UdonCare: Hierarchy Pruning for Unseen Domain Discovery in Predictive Healthcare
This addresses the problem of enabling model generalization to unseen domains in healthcare for providers, but it is incremental as it builds on domain generalization with a novel application to clinical settings.
The paper tackled the challenge of domain generalization in clinical prediction models without explicit domain labels by proposing UdonCare, a hierarchy-guided method that prunes medical ontologies to identify latent domains and decompose domain-invariant information, achieving superiority over eight baselines on MIMIC-III and MIMIC-IV datasets across four clinical prediction tasks.

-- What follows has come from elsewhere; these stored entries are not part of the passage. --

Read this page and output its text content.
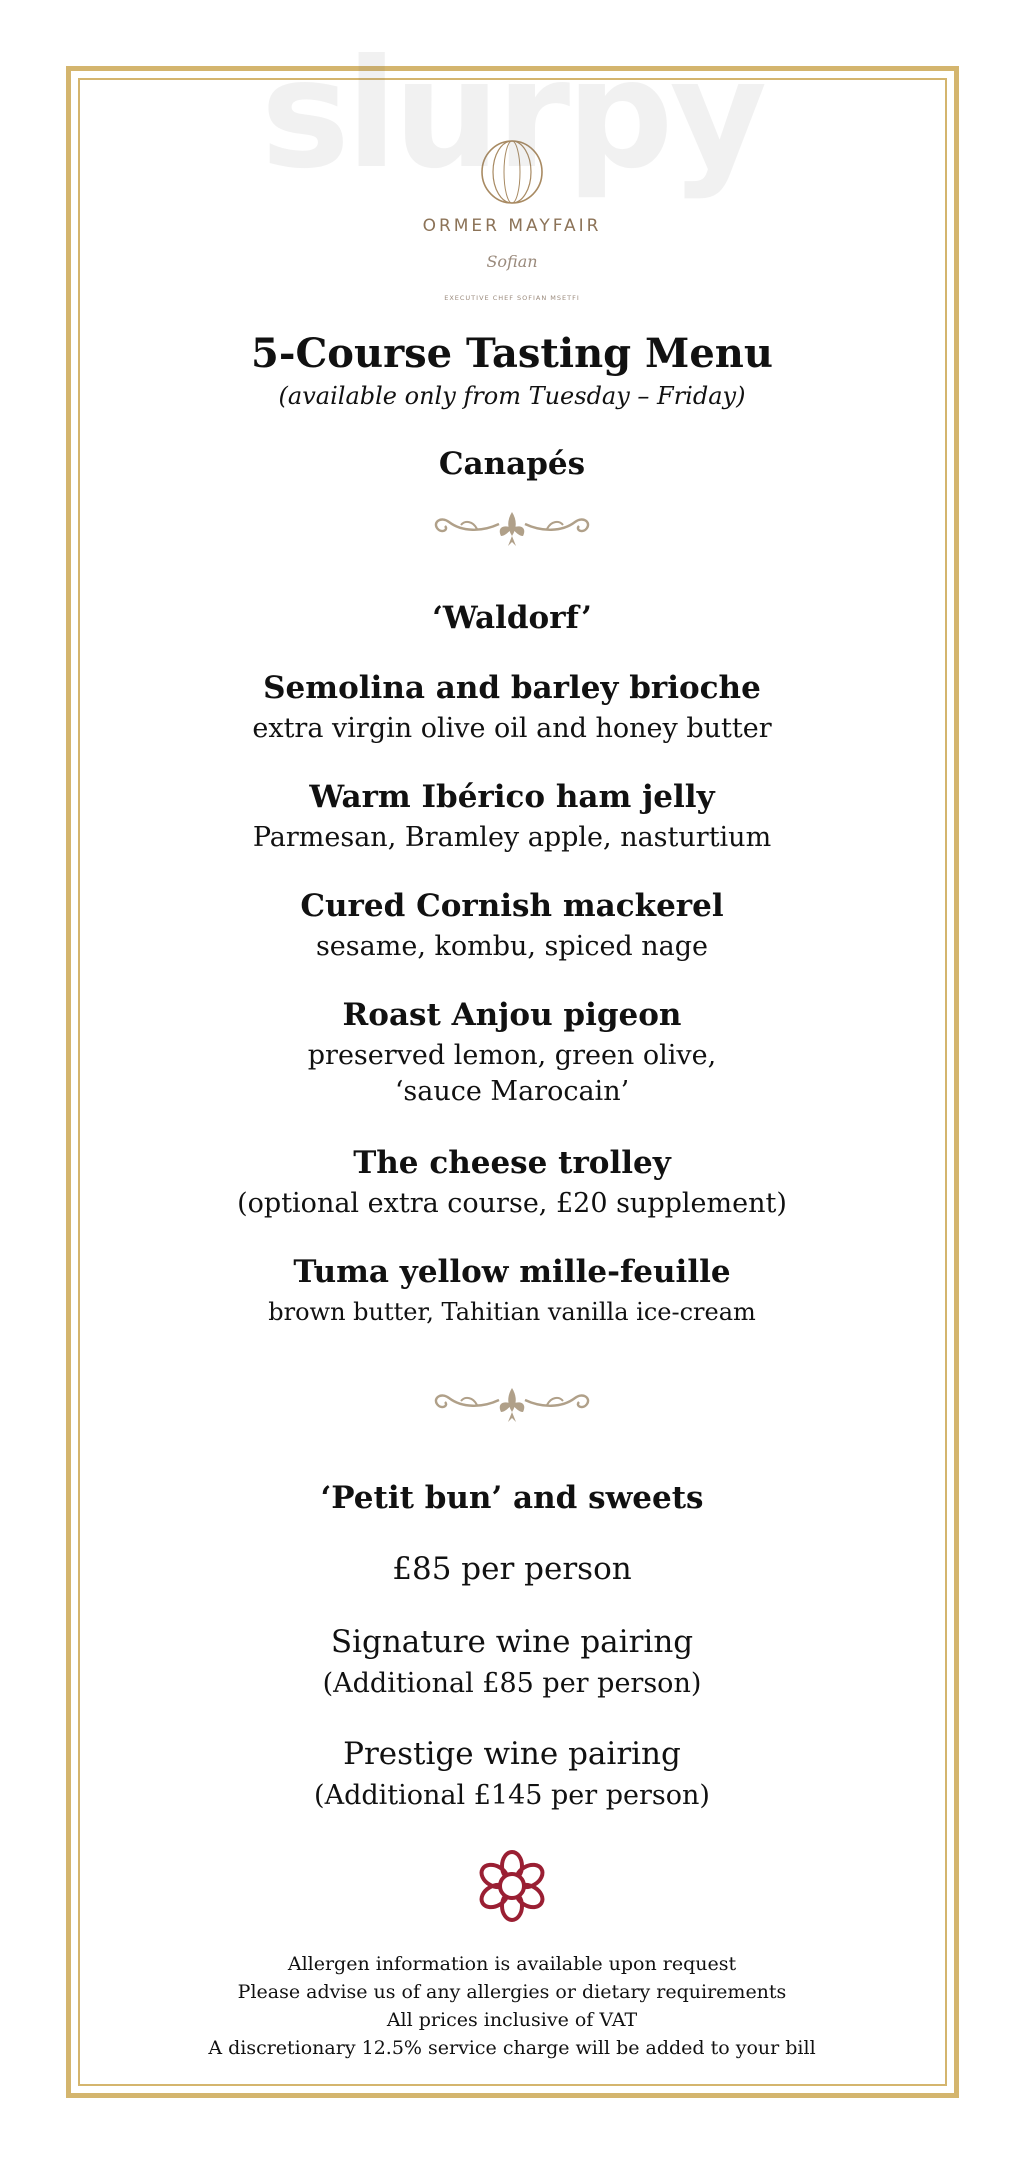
ORMER MAYFAIR
Sofian
EXECUTIVE CHEF SOFIAN MSETFI
5-Course Tasting Menu
(available only from Tuesday – Friday)
Canapés
‘Waldorf’
Semolina and barley brioche
extra virgin olive oil and honey butter
Warm Ibérico ham jelly
Parmesan, Bramley apple, nasturtium
Cured Cornish mackerel
sesame, kombu, spiced nage
Roast Anjou pigeon
preserved lemon, green olive,
‘sauce Marocain’
The cheese trolley
(optional extra course, £20 supplement)
Tuma yellow mille-feuille
brown butter, Tahitian vanilla ice-cream
‘Petit bun’ and sweets
£85 per person
Signature wine pairing
(Additional £85 per person)
Prestige wine pairing
(Additional £145 per person)
Allergen information is available upon request
Please advise us of any allergies or dietary requirements
All prices inclusive of VAT
A discretionary 12.5% service charge will be added to your bill
slurpy
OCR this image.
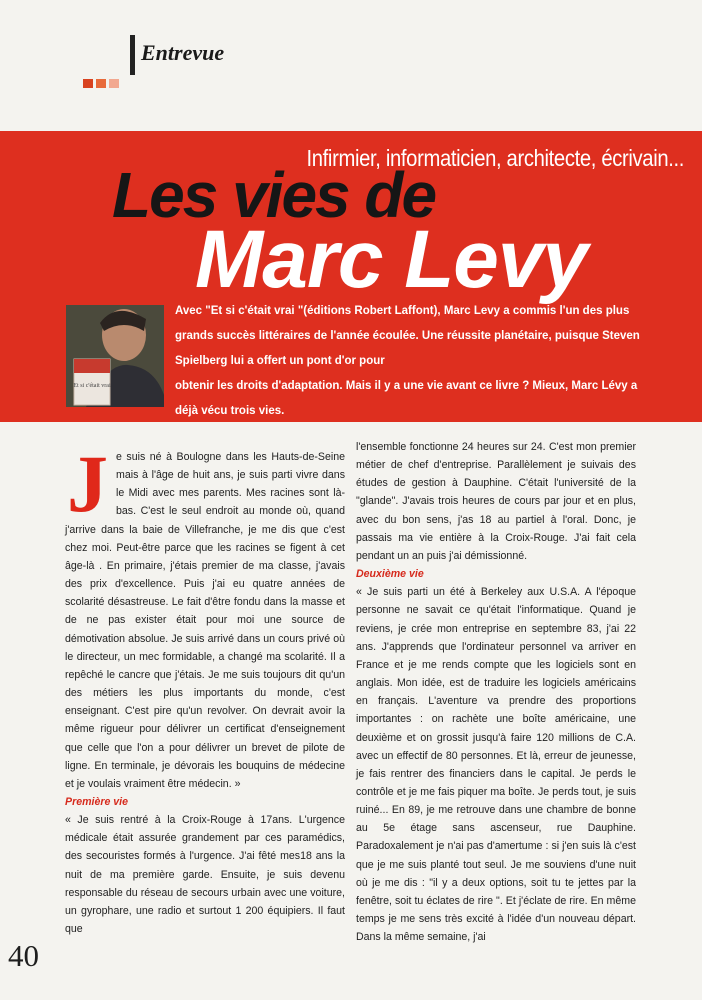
Entrevue
Infirmier, informaticien, architecte, écrivain...
Les vies de
Marc Levy
Et si c'était vrai

Avec "Et si c'était vrai "(éditions Robert Laffont), Marc Levy a commis l'un des plus

grands succès littéraires de l'année écoulée. Une réussite planétaire, puisque Steven

Spielberg lui a offert un pont d'or pour

obtenir les droits d'adaptation. Mais il y a une vie avant ce livre ? Mieux, Marc Lévy a

déjà vécu trois vies.

J e suis né à Boulogne dans les Hauts-de-Seine mais à l'âge de huit ans, je suis parti vivre dans le Midi avec mes parents. Mes racines sont là-bas. C'est le seul endroit au monde où, quand j'arrive dans la baie de Villefranche, je me dis que c'est chez moi. Peut-être parce que les racines se figent à cet âge-là . En primaire, j'étais premier de ma classe, j'avais des prix d'excellence. Puis j'ai eu quatre années de scolarité désastreuse. Le fait d'être fondu dans la masse et de ne pas exister était pour moi une source de démotivation absolue. Je suis arrivé dans un cours privé où le directeur, un mec formidable, a changé ma scolarité. Il a repêché le cancre que j'étais. Je me suis toujours dit qu'un des métiers les plus importants du monde, c'est enseignant. C'est pire qu'un revolver. On devrait avoir la même rigueur pour délivrer un certificat d'enseignement que celle que l'on a pour délivrer un brevet de pilote de ligne. En terminale, je dévorais les bouquins de médecine et je voulais vraiment être médecin. »

Première vie

« Je suis rentré à la Croix-Rouge à 17ans. L'urgence médicale était assurée grandement par ces paramédics, des secouristes formés à l'urgence. J'ai fêté mes18 ans la nuit de ma première garde. Ensuite, je suis devenu responsable du réseau de secours urbain avec une voiture, un gyrophare, une radio et surtout 1 200 équipiers. Il faut que

l'ensemble fonctionne 24 heures sur 24. C'est mon premier métier de chef d'entreprise. Parallèlement je suivais des études de gestion à Dauphine. C'était l'université de la "glande". J'avais trois heures de cours par jour et en plus, avec du bon sens, j'as 18 au partiel à l'oral. Donc, je passais ma vie entière à la Croix-Rouge. J'ai fait cela pendant un an puis j'ai démissionné.

Deuxième vie

« Je suis parti un été à Berkeley aux U.S.A. A l'époque personne ne savait ce qu'était l'informatique. Quand je reviens, je crée mon entreprise en septembre 83, j'ai 22 ans. J'apprends que l'ordinateur personnel va arriver en France et je me rends compte que les logiciels sont en anglais. Mon idée, est de traduire les logiciels américains en français. L'aventure va prendre des proportions importantes : on rachète une boîte américaine, une deuxième et on grossit jusqu'à faire 120 millions de C.A. avec un effectif de 80 personnes. Et là, erreur de jeunesse, je fais rentrer des financiers dans le capital. Je perds le contrôle et je me fais piquer ma boîte. Je perds tout, je suis ruiné... En 89, je me retrouve dans une chambre de bonne au 5e étage sans ascenseur, rue Dauphine. Paradoxalement je n'ai pas d'amertume : si j'en suis là c'est que je me suis planté tout seul. Je me souviens d'une nuit où je me dis : "il y a deux options, soit tu te jettes par la fenêtre, soit tu éclates de rire ". Et j'éclate de rire. En même temps je me sens très excité à l'idée d'un nouveau départ. Dans la même semaine, j'ai

40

Healthcare providers often divide patient populations into cohorts based on shared clinical factors, such as medical history, to deliver personalized healthcare services. This idea has also been adopted in clinical prediction models, where it presents a vital challenge: capturing both global and cohort-specific patterns while enabling model generalization to unseen domains. Addressing this challenge falls under the scope of domain generalization (DG). However, conventional DG approaches often struggle in clinical settings due to the absence of explicit domain labels and the inherent gap in medical knowledge. To address this, we propose UdonCare, a hierarchy-guided method that iteratively divides patients into latent domains and decomposes domain-invariant (label) information from patient data. Our method identifies patient domains by pruning medical ontologies (e.g. ICD-9-CM hierarchy). On two public datasets, MIMIC-III and MIMIC-IV, UdonCare shows superiority over eight baselines across four clinical prediction tasks with substantial domain gaps, highlighting the untapped potential of medical knowledge in guiding clinical domain generalization problems.